Other products dominating the list included soya bean oil, road tractors motor vehicles and wheat.

South Africa continued to dominate the country’s major import sources at 38.2% of total imports, followed by Singapore 27.9%, China 7.4%; Mauritius 3% and India 2.3%.

The country’s merchandise trade deficit narrowed to US$93.6 million in May 2019, from US$139.7 million in April 2019.

Merchandise exports increased by 24 %, from US$277 million in April 2019 to US$343 million in May 2019 while products in their raw state like unprocessed gold, nickel mattes, ferro-chrome, flue-cured tobacco, industrial diamonds and jewelry, chromium ores dominated the list.

Notably, for the period ending May 2019, annual broad money supply growth increased by 12.37 percentage points. The growth reflected an increase in broad money stock, from $8 258.92 million in May 2018 to $13,009.04 million in May 2019.

“Part of the increase in broad money supply was due to the valuation of the foreign currency deposits in local currency.
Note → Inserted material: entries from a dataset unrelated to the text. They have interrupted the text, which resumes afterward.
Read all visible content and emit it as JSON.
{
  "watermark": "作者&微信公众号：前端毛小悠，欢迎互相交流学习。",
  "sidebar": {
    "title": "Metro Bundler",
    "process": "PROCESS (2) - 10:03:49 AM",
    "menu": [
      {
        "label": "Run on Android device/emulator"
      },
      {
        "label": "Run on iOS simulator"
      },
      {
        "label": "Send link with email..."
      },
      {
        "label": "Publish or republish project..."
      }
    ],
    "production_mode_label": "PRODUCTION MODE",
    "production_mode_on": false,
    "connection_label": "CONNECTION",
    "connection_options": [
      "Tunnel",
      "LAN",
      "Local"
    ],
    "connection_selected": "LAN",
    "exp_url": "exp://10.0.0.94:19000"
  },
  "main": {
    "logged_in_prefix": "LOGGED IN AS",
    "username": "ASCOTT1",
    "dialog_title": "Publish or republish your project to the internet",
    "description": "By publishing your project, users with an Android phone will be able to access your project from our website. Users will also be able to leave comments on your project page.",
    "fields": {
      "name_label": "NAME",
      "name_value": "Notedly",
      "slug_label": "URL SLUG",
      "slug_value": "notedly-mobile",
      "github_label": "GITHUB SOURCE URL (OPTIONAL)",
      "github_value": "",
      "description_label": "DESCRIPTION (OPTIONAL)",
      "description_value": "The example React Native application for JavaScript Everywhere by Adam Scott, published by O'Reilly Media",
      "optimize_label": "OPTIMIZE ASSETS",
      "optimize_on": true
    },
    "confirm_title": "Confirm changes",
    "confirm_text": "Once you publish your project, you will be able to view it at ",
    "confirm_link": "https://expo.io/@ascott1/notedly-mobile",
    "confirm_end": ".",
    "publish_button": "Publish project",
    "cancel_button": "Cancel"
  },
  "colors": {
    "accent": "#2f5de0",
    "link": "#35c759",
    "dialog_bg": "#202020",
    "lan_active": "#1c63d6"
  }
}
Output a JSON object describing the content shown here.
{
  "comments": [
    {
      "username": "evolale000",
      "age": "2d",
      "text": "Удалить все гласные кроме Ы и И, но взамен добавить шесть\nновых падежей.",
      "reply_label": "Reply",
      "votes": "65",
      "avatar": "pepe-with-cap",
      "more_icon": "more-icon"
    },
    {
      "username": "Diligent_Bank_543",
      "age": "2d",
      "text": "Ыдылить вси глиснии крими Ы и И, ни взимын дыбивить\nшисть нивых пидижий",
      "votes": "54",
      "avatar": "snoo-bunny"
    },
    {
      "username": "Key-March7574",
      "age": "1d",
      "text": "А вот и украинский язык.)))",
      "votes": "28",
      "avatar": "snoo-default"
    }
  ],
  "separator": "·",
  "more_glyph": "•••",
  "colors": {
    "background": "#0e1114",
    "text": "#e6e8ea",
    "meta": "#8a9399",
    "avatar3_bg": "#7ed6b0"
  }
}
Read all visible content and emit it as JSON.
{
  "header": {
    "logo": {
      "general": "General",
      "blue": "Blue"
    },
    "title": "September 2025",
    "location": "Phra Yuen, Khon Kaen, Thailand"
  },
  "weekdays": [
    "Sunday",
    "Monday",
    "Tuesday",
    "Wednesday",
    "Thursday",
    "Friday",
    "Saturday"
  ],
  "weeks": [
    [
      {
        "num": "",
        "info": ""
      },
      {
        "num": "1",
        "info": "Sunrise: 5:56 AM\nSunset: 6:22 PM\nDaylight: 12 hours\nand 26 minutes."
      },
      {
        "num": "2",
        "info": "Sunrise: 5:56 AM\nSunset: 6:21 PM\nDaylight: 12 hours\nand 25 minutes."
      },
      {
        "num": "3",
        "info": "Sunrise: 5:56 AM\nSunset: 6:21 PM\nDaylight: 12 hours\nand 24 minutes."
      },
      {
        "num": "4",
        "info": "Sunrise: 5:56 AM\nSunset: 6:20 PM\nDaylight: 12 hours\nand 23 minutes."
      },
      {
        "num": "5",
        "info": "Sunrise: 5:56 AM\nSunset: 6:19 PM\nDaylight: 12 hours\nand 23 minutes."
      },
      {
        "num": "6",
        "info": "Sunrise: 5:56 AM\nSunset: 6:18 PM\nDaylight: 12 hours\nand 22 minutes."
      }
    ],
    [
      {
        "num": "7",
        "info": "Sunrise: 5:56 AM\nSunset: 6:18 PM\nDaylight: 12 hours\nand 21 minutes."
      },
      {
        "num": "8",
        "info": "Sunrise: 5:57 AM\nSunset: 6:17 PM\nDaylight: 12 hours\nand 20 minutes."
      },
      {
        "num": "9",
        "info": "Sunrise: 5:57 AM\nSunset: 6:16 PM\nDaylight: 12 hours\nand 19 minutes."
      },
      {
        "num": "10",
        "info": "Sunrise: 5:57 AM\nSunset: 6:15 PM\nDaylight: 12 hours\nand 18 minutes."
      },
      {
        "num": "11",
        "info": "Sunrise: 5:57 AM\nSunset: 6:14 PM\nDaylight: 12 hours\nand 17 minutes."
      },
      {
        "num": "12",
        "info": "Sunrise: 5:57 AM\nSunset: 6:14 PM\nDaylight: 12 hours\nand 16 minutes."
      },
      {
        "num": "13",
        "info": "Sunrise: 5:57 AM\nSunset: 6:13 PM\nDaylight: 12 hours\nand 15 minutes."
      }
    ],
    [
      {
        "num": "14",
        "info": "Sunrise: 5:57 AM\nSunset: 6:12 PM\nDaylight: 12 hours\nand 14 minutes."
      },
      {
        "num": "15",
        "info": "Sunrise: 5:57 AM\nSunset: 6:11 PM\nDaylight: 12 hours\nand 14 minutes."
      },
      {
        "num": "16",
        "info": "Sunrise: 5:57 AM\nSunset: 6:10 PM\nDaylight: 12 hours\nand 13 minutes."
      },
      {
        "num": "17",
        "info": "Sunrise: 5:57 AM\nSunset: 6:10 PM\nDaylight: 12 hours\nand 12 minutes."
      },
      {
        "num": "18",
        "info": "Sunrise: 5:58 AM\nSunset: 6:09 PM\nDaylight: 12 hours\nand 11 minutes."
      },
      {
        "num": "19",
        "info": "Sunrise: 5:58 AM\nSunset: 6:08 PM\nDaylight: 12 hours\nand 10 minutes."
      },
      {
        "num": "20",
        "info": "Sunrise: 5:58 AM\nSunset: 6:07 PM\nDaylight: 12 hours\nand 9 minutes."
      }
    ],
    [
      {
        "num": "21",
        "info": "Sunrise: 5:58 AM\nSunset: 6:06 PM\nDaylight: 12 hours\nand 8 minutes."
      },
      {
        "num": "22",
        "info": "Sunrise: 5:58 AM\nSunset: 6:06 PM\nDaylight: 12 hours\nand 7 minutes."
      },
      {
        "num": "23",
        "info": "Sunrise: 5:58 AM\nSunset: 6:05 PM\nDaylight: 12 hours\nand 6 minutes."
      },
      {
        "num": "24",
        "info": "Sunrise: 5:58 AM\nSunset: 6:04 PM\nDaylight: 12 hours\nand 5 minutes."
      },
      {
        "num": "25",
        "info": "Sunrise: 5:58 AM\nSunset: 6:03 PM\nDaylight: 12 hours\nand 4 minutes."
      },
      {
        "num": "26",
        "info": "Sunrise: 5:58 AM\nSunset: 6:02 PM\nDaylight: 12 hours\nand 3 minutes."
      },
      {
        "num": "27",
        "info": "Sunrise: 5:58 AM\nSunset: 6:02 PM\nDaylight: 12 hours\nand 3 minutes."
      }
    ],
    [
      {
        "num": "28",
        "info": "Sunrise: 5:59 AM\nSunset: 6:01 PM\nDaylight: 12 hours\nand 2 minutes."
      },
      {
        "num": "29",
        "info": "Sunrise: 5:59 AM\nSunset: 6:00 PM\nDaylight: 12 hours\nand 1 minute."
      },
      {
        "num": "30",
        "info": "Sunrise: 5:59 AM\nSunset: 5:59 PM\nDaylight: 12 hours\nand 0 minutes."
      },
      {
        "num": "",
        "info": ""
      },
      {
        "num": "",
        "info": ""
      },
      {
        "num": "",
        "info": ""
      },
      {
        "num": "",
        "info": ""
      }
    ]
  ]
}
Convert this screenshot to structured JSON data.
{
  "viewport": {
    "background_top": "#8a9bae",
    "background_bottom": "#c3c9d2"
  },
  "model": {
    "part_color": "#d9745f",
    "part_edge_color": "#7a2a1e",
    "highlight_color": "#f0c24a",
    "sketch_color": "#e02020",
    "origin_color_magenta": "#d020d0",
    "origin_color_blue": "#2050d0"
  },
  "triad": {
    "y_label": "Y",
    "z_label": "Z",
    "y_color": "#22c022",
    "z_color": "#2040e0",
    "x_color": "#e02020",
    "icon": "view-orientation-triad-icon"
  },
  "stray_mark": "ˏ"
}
The annual growth in money supply was, in large part, attributable to expansions in demand deposits, 69 %; negotiable certificates of deposits, 58 %; currency in circulation, 31 %; and time deposits, 12 %.

“Measured on a month-on-month basis, broad money supply stood at $13,009.04 million in May 2019, a 14.58% increase from $11,353.37 million registered in April 2019,” added the review.